It’s always interesting to see the varying ways reviewers see a story. No, I’m not advocating, and never would, engaging with reviewers online. Doing that makes you look petty and can become a time-suck. All I’m talking about is seeing how people look at the same story in different ways(proving, yet again, that reading tastes are subjective).
This came back to me again as I read a pair of reviews for Homecoming. The first one, from someone who didn’t care
for it, said, “The novel is
written as a set of journal entries from a not engaging narrator chronicling
humanity's return to Earth after thousands of years of exile among the stars.
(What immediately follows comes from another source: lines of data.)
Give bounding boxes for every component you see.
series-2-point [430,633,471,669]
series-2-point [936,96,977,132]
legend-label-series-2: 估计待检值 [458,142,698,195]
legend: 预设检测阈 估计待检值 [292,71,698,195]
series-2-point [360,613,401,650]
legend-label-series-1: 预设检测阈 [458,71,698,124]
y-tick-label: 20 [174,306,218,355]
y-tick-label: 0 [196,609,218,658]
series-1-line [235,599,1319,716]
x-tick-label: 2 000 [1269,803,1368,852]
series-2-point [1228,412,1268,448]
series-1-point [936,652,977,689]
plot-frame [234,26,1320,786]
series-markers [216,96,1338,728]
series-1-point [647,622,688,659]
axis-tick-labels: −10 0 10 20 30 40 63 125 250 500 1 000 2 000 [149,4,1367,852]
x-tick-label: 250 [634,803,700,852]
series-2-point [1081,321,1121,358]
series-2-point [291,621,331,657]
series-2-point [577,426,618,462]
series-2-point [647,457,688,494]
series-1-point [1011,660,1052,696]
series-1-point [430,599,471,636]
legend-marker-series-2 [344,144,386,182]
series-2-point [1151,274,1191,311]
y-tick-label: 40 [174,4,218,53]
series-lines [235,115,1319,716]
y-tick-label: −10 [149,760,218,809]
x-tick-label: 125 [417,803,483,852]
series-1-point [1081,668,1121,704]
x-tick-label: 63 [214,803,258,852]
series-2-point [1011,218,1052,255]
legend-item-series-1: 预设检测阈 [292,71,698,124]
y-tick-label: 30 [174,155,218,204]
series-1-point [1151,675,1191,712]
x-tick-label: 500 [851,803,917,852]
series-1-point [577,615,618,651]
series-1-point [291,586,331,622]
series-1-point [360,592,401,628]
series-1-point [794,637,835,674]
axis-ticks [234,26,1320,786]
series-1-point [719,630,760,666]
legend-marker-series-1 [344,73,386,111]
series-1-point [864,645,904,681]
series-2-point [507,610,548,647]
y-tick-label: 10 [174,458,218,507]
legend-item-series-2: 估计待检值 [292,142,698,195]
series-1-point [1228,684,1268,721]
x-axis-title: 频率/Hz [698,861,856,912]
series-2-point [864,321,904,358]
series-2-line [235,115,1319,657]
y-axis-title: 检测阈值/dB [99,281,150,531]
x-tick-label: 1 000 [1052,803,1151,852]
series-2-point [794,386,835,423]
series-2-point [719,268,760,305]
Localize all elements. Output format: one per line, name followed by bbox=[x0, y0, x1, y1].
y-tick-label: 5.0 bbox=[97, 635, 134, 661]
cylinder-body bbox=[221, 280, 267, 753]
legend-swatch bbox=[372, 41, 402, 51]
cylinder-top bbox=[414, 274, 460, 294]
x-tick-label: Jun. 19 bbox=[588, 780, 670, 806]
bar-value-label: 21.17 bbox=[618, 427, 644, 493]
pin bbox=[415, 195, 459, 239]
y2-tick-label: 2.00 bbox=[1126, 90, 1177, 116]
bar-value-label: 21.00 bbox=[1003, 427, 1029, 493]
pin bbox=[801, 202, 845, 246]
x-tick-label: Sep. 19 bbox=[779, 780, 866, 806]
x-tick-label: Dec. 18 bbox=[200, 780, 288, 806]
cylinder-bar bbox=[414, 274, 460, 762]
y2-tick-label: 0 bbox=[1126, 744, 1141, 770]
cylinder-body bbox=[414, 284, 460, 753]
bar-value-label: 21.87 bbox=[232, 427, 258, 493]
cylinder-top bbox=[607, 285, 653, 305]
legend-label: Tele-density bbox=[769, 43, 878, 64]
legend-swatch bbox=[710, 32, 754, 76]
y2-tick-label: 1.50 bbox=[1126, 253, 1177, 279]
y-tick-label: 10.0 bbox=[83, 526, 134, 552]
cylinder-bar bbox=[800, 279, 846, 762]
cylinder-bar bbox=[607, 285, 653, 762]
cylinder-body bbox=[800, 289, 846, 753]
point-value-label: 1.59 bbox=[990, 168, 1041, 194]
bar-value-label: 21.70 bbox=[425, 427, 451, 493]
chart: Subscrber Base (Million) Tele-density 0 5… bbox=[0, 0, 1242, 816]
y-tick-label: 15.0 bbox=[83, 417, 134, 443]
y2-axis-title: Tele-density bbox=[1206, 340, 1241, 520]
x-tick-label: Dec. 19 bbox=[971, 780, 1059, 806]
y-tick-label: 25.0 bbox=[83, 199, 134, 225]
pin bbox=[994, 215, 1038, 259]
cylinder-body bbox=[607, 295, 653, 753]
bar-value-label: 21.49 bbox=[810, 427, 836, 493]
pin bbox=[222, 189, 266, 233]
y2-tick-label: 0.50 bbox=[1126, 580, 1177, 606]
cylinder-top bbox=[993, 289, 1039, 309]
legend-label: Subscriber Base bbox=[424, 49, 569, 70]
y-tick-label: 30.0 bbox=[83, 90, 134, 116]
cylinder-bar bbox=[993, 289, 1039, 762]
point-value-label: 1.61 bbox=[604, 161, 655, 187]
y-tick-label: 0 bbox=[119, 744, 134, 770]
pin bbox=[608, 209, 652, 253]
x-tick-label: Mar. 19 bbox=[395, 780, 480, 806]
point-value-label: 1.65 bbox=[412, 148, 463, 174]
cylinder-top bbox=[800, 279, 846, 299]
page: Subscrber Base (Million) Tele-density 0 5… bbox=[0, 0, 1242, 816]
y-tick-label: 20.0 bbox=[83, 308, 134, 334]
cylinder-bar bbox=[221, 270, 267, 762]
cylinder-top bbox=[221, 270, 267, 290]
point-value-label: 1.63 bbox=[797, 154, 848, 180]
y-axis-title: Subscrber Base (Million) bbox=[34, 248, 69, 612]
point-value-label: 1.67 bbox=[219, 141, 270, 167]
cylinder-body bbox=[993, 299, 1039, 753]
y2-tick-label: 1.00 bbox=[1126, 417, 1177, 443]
As sci fi, I found it unbelievable as the author appears not to have a full
grasp of the sheer distances involved (I will always give a pass to what
version of FTL travel is use because of its necessity for story purposes) and
frankly how to run a naval style battle. Never fear though because Future
Humans have technology out the wazoo as the narrator tells you from page one.
To call any of the characters cardboard is an insult to hard working packaging
materials, and conflict is never built up so the stakes are not higher at the
end of the book compared to the beginning. Frankly, the part that was the
sample from Amazon was the highpoint of the book and quality wise only goes
downhill from there. Too bad because I think the germ of the idea could have
been interesting if better developed but as it stands now, I was mad to have
spent the time finishing the book.”
Obviously that wasn’t the
warmest of reviews. However, the next
one said, “Great book! I
didn't expect the journal format, but I enjoyed it. I really liked the premise,
and I liked the fact that the main character was a historian trying to come to
grips with the idea that the history he knows might not be the history that
happened. The human race in the book seems incredibly arrogant and unfeeling
toward other life to the point where it seems unrealistic, but then you sit
back and consider their history and how their booming population, now in the
trillions, makes a few million dead people seem like a rounding error to them.
The author doesn't spoon feed you the information, which I like.”
As I continued pondering
these disparate reviews, both made me laugh, but only in conjunction. Each one individually has things to take
away, but when looked at together, they show very different takes on the exact same
story. What it tells me is, once again,
write a story you would like, for some will enjoy it(if you have a smidge of
talent), and some won’t. But when you
try to write to please others in ways that aren’t organic, your story will feel
artificial. If the reviews were
uniformly negative, it would be a trend to examine, but when some enjoy and
others don’t, it tells me that reading tastes vary, and tailoring a story to
what you think the audience wants rather than the way you want is a futile
exercise. That’s not to say you
shouldn’t listen and try to improve your craft, but it does say that you have
to evaluate criticism on your own to see if it makes sense, and that applies to
both critical and laudatory critiques.